Dystopian work has always had its place in literature. It is an extremely popular genre among YA audiences. The Hunger Games, Divergent, and Maze Runner are recent popular series amongst teens and adults and come complete with movie adaptations. I was first introduced to the genre when I read the Giver in grade school and it has remained one of my favorite genres to this day.
So what is dystopian? You could argue it’s the antithesis of a utopian society where everything is in harmony and peaceful. Thomas More in the 16th century wrote his Utopia as a response to the renaissance humanism movement in Europe at the time. Plato’s Atlantis also depicts a well-crafted, ideal society. So while utopia is the ideal, dystopia is opposite. They usually portray politics and society negatively, and try to convey a warning that, if you’re not careful, this really could happen. Another popular aspect of dystopian fiction is the rise of unfavorable power after an apocalyptic event.
Often, books aren’t one or the other and authors mix utopian and dystopian elements in creating their societies.
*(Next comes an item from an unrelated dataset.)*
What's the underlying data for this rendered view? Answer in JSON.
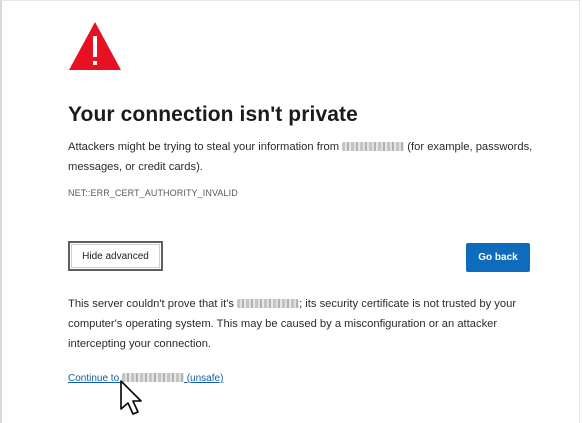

After all, the society or political power in question must have originated with a seemingly good idea, and it would have taken the work of many believers to implement. Only time will tell what kind of dystopian writing will emerge from today’s events.
If you can’t get your hands on a copy of 1984, here is a short list of other books in and around the genre that I personally love.
- The Giver, Lois Lowery: “In a world with no poverty, no crime, no sickness and no unemployment, and where every family is happy, 12-year-old Jonas is chosen to be the community’s Receiver of Memories. Under the tutelage of the Elders and an old man known as the Giver, he discovers the disturbing truth about his utopian world and struggles against the weight of its hypocrisy.”
- The Man In the High Castle, Philip K Dick: “It’s America in 1962. Slavery is legal once again. the few Jews who still survive hide under assumed names. In San Francisco the I Ching is as common as the Yellow Pages. All because some 20 years earlier the United States lost a war–and is now occupied jointly by Nazi Germany and Japan.”
- Fahrenheit 451, Ray Bradbury: “Guy Montag is a fireman. In his world, where television rules and literature is on the brink of extinction, firemen start fires rather than put them out. His job is to destroy the most illegal of commodities, the printed book, along with the houses in which they are hidden.”
- Brave New World, Aldous Huxley: “Community, Identity, Stability” is the motto of Aldous Huxley’s utopian World State. Here everyone consumes daily grams of soma to fight depression, babies are born in laboratories, and the most popular form of entertainment is a “Feelie,” a movie that stimulates the senses of sight, hearing, and touch.”
- The Bar Code Tattoo, Suzanne Weyn: Individuality vs. conformity. Identity vs. access. Freedom vs. control. The bar code tattoo: everybody’s getting it. It will make your life easier, they say. It will hook you in. It will become your identity. But what if you say no? What if you don’t want to become a code?
Happy Reading!
Jennifer Crawford, MLIS
Marketing Librarian for Access Innovations, Inc.